The tweet then takes two different studies, with different methods, populations, and outcome variables, and compresses them into a single clean apocalyptic claim suitable for X engagement. It produces a homogenized, high-fluency, low-information artifact aimed at the median reader’s appetite for a confident verdict.
The mechanism the tweet attributes to AI is the mechanism the tweet itself uses. I don’t think this is a coincidence. Both LLMs and engagement-optimized social media are systems that select for fluent, confident, conclusion-shaped outputs. They smooth out qualifications, they drop conditions, they keep the punchline. Reading the original papers is the part that doesn’t compress. It’s also the part that takes effort. Bjork has a name for that.

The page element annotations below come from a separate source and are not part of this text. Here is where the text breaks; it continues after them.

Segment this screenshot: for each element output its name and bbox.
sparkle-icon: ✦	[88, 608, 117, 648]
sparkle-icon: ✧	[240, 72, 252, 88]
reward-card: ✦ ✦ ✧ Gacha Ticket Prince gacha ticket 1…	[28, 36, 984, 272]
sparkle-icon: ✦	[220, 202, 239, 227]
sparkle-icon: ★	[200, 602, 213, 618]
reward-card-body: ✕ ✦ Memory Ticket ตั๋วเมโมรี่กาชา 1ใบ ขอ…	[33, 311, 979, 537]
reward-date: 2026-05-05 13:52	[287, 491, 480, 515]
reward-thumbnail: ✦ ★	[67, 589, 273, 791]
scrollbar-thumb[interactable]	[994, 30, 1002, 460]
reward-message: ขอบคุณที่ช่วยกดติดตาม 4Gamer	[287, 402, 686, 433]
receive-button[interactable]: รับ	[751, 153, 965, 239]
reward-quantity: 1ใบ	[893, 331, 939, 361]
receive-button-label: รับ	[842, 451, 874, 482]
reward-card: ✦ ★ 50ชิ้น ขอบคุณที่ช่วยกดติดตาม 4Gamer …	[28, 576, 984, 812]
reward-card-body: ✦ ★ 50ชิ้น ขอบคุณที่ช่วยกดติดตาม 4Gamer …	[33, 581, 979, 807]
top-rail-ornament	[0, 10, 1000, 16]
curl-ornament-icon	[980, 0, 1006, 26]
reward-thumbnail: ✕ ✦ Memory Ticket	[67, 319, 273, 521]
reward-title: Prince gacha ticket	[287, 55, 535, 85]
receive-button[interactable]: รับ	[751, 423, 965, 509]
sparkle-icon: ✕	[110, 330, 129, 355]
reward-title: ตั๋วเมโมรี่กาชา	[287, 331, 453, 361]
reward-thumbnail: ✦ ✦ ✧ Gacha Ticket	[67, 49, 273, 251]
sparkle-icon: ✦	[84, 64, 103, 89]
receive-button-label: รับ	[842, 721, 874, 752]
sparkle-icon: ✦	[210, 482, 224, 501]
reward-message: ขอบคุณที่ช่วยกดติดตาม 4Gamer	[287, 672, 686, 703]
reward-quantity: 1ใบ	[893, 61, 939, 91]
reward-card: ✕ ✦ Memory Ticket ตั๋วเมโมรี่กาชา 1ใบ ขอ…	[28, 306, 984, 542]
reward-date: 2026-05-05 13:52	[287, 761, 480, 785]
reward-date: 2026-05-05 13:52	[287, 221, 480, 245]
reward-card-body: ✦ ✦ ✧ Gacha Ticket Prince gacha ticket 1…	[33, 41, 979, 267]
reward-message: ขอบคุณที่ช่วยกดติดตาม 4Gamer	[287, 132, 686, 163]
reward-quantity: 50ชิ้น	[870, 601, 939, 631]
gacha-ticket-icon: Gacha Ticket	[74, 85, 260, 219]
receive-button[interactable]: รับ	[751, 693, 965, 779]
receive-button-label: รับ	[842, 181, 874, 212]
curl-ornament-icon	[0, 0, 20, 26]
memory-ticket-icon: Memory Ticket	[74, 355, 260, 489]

If a tweet says a controlled experiment proved your brain is permanently damaged, the move is to find the paper. Open the abstract. Look for the word “permanent.” If it isn’t there, the apocalypse is the tweet’s, not the science’s.
Methodology note
This article was written with AI assistance (Claude Code for research synthesis, paper retrieval, and drafting; manual editing throughout). Verifying the abstracts directly, and cross-checking which words appear in which paper, was the part I would not delegate. The irony of using an AI to write a piece arguing against an AI-discourse pattern is not lost on me. It’s also exactly what the post is about: the tool isn’t doing the work. The way the interaction is scaffolded is.
Sources
- Liu, Q., Zhou, Y., Huang, J., & Li, G. (2024). When ChatGPT is gone: Creativity reverts and homogeneity persists. arXiv:2401.06816.
- Barcaui, A. (2025). ChatGPT as a cognitive crutch: Evidence from a randomized controlled trial on knowledge retention. Social Sciences & Humanities Open, 12, 102287.
- Bastani, H., Bastani, O., Sungu, A., Ge, H., Kabakcı, Ö., & Mariman, R. (2025). Generative AI without guardrails can harm learning: Evidence from high school mathematics. PNAS, 122.
- Wang, J., & Fan, W. (2025). The effect of ChatGPT on students’ learning performance, learning perception, and higher-order thinking: insights from a meta-analysis. Humanities and Social Sciences Communications. Retracted 22 April 2026 (retraction note).
- Lee, H. P. et al. (2025). The Impact of Generative AI on Critical Thinking: Self-Reported Reductions in Cognitive Effort and Confidence Effects From a Survey of Knowledge Workers. CHI ‘25.
- Bjork, R. A., & Bjork, E. L. (2011). Making things hard on yourself, but in a good way: Creating desirable difficulties to enhance learning. Psychology and the Real World.
- Sparrow, B., Liu, J., & Wegner, D. M. (2011). Google effects on memory: Cognitive consequences of having information at our fingertips. Science, 333(6043).